Fenícios em Lisboa, no Palácio dos Coculim

Palácio dos Condes de Coculim no Campo das Cebolas

Palácio dos Coculim no Campo das Cebolas

O antigo Palácio dos Condes de Coculim é no Campo das Cebolas em Lisboa.

Nesta zona, terá tido origem o mercado de produtos hortícolas, anteriormente localizado no Terreiro do Paço e para aqui transferido, quando a corte saiu do Castelo de S. Jorge e se instalou no Terreiro do Paço. Por isso se designa Campo das Cebolas, desde o final do século XV.

O Palácio Coculim, remonta ao Século XVI e foi quase totalmente destruido pelo terramoto de 1755 e tsunami que se lhe seguiu.

A Casa de Linhares que também ruiu no terramoto de 1755, fica por trás e foi onde viveram os Condes de Linhares.
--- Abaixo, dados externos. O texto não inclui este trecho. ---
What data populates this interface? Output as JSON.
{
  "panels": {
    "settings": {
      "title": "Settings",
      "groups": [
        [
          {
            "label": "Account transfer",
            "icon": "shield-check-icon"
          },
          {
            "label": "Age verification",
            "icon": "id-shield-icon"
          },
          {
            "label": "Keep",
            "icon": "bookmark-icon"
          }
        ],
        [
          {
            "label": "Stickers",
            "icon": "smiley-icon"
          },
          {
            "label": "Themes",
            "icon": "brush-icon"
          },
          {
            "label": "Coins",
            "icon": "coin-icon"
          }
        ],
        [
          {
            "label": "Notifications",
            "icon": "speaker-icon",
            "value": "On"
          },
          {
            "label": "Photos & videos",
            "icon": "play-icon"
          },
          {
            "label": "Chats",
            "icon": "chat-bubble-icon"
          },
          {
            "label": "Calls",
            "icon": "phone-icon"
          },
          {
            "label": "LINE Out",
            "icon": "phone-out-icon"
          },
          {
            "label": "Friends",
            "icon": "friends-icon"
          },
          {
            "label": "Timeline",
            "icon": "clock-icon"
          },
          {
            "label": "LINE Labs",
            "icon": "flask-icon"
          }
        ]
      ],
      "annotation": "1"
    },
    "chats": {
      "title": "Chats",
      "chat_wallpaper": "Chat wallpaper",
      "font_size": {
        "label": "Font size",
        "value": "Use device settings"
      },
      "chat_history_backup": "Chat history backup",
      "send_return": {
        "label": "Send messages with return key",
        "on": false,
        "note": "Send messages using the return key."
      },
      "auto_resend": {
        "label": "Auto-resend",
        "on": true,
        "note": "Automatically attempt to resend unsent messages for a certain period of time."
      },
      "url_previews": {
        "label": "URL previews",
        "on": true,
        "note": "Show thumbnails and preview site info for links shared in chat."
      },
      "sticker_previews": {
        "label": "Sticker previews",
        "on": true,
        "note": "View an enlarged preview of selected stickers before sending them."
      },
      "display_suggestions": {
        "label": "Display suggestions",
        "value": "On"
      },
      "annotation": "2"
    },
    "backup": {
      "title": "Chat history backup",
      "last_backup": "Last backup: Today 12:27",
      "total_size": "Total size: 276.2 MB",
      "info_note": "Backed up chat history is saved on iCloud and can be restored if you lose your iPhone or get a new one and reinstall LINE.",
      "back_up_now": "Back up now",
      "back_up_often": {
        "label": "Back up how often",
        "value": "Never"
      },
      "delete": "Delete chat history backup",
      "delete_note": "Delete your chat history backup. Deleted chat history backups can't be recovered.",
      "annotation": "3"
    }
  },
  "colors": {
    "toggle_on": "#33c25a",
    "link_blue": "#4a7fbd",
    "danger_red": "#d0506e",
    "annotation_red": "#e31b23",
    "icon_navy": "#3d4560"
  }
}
É hoje uma casa de fados.

Quem eram os Condes de Coculim

Conde de Coculim é um título nobiliárquico criado pelo Rei D. Afonso VI de Portugal e atribuido a D. Francisco de Mascarenhas.

Era o segundo filho de João de Mascarenhas, o 1º Marquês de Fronteira e o título foi-lhe conferido pelos serviços prestados à Coroa em Cuncolim, no antigo Estado Português da India.

Coculim foi o nome adotado, embora com uma incorreção na grafia, pois originalmente era Cuncolim, no Concelho de Salsete, uma ilha, a noroeste da India.

O Conde de Coculim habitou este Palácio até ao terramoto de 1755, após o qual se mudou com a família do Campo das Cebolas para as Fontainhas.

Pesquisa arqueológica no Palácio de Coculim

O local é bem conhecido e há gravuras antigas que o ilustram. Depois do terramoto de 1755 foi reconstruído, mas nesses tempos não havia património protegido mas, o imperativo de rapidamente alojar as pessoas e a vida continuar.

O Palácio foi transformado em 1858 num armazém de ferro e, mais tarde, num escritório da empresa de cimentos de Leiria.

Antes mesmo do terramoto de 1755, houve lutas, guerras e invasões que tornaram grande parte de Lisboa num amálgama de construções, umas por cima das outras.

Os Fenícios aqui viveram

Todos sabemos que em Lisboa, sempre que há obras que impliquem levantamento do chão, é muito provável que encontremos um cais medieval, um cemitério de que não havia relato e restos da vida quotidiana de Romanos, Muçulmanos, Cristãos, Fenícios, Hebreus e Cartagineses. Os Lusitanos não eram bastantes para estas avalanches.

Finalmente encontramos vestígios da Civilização Fenícia

Já sabíamos que os Fenícios tinham andado pela orla costeira de Portugal e não só em Lisboa, pois também Alcácer do Sal, Santarém e Castro Marim têm disso prova. Tínhamos encontrado vestígios da civilização Fenícia, mas pensávamos que vinham aqui só comerciar e não se tinham instalado e aculturado.

A civilização Fenícia, uma das mais antigas, tinha o seu território pela atual Tunísia, Síria, Líbano, norte de Israel e todo o Mediterrâneo entre 1.500 A.C. e 300 A.C.

Finalmente encontrámos prova, uma estela dos Fenícios, escrita em alfabeto fenício, a mais antiga encontrada na Europa Ocidental.

Civillização Fenícia, o legado da escrita dos Fenícios
Civillização Fenícia, o legado da escrita dos Fenícios

O texto na estela dos Fenícios

São três linhas de texto, uma delas fragmentada, mas não deixa dúvidas aos arqueólogos e especialistas. É uma dedicatória funerária em fenício, com provável referência a nomes indígenas, datada do século VII A.C.

Quem escreveu na lápide, pretendia que outros a vissem e lessem e por isso se pensa que houve aculturação dos locais com os Fenícios.

Um Hotel Museu no antigo Palácio

Escavado o local durante quase dois anos e resgatadas algumas preciosidades, o dono do Hotel, sensível a este património, integrou-o no projeto e tornou-o visitável. Uma espécie de Museu 5 estrelas, tal como o Lisboa Eurostars Museum.

Vestígios Romanos lado a lado com estes mais antigos dos Fenícios e dos mais recentes Mouros.